…and eventually, I’ll write an in-depth analysis of California AB 5 and contrast it with the Federal Rules. But, take a look at this fine analysis from Law.com regarding how California will deal with Zubulake ‘accessible vs. inaccessible’ ESI and how it contrasts with the Federal rules.
Finished reading? Great. Now let me tell you why nothing in the analysis rattles me. You should have been treating your ESI as accessible all along. Here’s why:
The law is all about exceptions. Everyone knows the general rule, but ultimately the facts dictate whether an exception is in order. At Sony Pictures in 1997, we successfully fought off a request for ESI in a California court because we made the case that it was accessible, but at punitive cost because we’d long since retired that particular backup system and complying would have required a $250,000 outlay (there was no product like Index Engines around in 1997).
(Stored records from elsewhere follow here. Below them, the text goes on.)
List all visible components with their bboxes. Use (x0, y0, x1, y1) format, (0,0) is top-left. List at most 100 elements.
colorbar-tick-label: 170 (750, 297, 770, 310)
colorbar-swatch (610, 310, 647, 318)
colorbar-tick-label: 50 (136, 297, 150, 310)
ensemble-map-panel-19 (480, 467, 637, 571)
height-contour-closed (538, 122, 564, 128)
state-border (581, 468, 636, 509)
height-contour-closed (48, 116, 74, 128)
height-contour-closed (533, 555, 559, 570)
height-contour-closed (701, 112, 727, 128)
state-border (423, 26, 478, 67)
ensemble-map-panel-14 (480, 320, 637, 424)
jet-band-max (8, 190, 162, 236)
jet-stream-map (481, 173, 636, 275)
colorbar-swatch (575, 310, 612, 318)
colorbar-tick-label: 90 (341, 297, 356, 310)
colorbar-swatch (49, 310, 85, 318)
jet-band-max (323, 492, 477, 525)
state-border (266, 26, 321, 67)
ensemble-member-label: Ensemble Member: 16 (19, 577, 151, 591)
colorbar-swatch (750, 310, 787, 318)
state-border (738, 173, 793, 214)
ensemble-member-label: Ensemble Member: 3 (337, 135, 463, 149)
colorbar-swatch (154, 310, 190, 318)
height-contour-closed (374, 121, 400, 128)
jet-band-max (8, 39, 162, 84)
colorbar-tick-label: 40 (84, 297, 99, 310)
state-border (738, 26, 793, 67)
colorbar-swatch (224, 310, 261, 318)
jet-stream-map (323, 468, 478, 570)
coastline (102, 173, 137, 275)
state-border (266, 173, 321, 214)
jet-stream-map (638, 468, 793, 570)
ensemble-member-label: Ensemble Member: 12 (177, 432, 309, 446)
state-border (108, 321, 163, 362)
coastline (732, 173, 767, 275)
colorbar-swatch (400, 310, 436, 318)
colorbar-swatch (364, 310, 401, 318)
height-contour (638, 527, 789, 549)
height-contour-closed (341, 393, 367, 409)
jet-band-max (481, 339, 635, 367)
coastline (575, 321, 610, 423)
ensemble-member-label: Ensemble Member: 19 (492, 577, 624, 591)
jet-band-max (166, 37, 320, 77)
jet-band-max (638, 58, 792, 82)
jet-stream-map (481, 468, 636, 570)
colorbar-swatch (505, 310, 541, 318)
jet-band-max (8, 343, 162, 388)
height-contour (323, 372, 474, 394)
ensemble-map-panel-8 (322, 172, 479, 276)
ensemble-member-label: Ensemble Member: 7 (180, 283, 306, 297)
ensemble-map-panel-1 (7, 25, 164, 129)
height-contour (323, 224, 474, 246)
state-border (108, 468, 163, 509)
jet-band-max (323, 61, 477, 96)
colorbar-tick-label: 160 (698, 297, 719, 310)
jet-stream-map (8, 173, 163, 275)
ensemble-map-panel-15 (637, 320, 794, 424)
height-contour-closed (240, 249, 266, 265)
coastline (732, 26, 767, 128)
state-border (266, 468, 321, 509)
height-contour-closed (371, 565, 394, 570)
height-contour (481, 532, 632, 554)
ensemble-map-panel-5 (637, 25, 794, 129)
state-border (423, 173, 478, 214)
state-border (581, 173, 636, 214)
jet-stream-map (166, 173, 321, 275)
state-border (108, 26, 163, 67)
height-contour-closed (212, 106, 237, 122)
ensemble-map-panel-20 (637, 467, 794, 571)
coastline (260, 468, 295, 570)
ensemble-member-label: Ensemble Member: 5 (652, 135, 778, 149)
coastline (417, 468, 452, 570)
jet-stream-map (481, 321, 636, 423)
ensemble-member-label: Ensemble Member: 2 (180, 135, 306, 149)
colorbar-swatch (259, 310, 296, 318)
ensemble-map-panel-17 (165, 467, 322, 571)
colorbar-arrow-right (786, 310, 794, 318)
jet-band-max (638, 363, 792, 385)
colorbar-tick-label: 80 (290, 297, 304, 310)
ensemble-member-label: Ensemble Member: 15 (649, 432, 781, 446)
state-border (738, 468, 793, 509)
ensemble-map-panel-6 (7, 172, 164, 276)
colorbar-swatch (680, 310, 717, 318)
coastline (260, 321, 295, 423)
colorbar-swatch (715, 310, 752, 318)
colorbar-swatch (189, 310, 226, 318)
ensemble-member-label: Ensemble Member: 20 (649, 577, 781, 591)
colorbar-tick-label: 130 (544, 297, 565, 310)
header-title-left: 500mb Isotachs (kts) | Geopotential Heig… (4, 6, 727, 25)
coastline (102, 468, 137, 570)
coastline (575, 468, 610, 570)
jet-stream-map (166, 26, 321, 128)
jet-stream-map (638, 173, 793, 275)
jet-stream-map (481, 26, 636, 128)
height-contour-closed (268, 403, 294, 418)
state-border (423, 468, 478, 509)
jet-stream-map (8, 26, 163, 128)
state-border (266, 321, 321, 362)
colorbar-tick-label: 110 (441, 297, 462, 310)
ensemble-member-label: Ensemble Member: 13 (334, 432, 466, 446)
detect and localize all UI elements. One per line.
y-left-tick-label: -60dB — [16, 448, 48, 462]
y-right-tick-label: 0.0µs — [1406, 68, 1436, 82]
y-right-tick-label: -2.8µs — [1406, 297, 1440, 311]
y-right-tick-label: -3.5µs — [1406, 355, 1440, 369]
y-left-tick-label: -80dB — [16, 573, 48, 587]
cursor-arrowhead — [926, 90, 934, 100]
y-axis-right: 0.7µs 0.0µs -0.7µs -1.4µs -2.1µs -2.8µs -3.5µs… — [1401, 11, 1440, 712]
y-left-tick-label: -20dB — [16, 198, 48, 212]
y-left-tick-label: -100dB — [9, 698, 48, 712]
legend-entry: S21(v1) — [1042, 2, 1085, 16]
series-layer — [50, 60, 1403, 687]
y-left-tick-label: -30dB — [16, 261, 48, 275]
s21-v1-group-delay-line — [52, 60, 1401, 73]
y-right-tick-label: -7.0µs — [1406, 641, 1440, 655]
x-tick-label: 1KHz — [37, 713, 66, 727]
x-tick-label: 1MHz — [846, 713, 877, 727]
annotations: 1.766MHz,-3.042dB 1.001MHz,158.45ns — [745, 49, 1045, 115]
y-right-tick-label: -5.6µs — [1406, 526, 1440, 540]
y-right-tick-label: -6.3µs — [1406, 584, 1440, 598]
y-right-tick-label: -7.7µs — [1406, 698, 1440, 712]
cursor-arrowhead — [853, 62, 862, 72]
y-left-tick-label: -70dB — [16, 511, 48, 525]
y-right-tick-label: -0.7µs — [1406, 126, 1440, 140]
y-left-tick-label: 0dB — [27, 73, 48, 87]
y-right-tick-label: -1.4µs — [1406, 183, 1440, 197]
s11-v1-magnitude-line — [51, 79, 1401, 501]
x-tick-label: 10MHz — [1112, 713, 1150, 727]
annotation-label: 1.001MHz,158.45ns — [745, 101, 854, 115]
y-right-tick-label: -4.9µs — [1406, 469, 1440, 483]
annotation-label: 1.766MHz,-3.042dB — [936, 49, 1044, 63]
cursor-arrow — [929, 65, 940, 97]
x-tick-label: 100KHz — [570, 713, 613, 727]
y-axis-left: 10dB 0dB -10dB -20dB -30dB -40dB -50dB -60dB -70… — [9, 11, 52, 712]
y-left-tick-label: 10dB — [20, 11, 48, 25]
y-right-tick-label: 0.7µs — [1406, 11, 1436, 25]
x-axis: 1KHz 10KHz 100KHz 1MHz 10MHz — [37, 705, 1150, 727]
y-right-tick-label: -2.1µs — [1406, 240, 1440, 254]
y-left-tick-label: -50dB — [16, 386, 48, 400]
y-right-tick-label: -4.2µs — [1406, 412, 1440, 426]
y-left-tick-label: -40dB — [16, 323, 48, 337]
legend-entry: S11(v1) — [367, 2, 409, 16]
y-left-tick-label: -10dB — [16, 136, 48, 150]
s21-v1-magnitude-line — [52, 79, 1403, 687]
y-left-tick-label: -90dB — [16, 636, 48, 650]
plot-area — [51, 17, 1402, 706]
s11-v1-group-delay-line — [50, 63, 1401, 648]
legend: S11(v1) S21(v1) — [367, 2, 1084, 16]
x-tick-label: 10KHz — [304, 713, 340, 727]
I had a very smart professor in law school. His advice was to always assume the worst-case scenario, then work backwards. It’s actually a very logical approach. Yes, the flood may be that bad, yes, the stock market may fall that much and yes, your adversary may make a persuasive argument to the judge.
Be an actuary. They look at everything as ‘cost vs. risk’. Which will likely cost more, paying to protect or paying after the fact? A young PC user asked me the other day, “Why do I need a firewall? What are the chances that I will be the one that will be hacked?” My answer was, “If you want to gamble, that’s your call, but here’s a short list of things that could happen if you’re the unlucky one.”
Gamble if you like; but be prepared to face the consequences.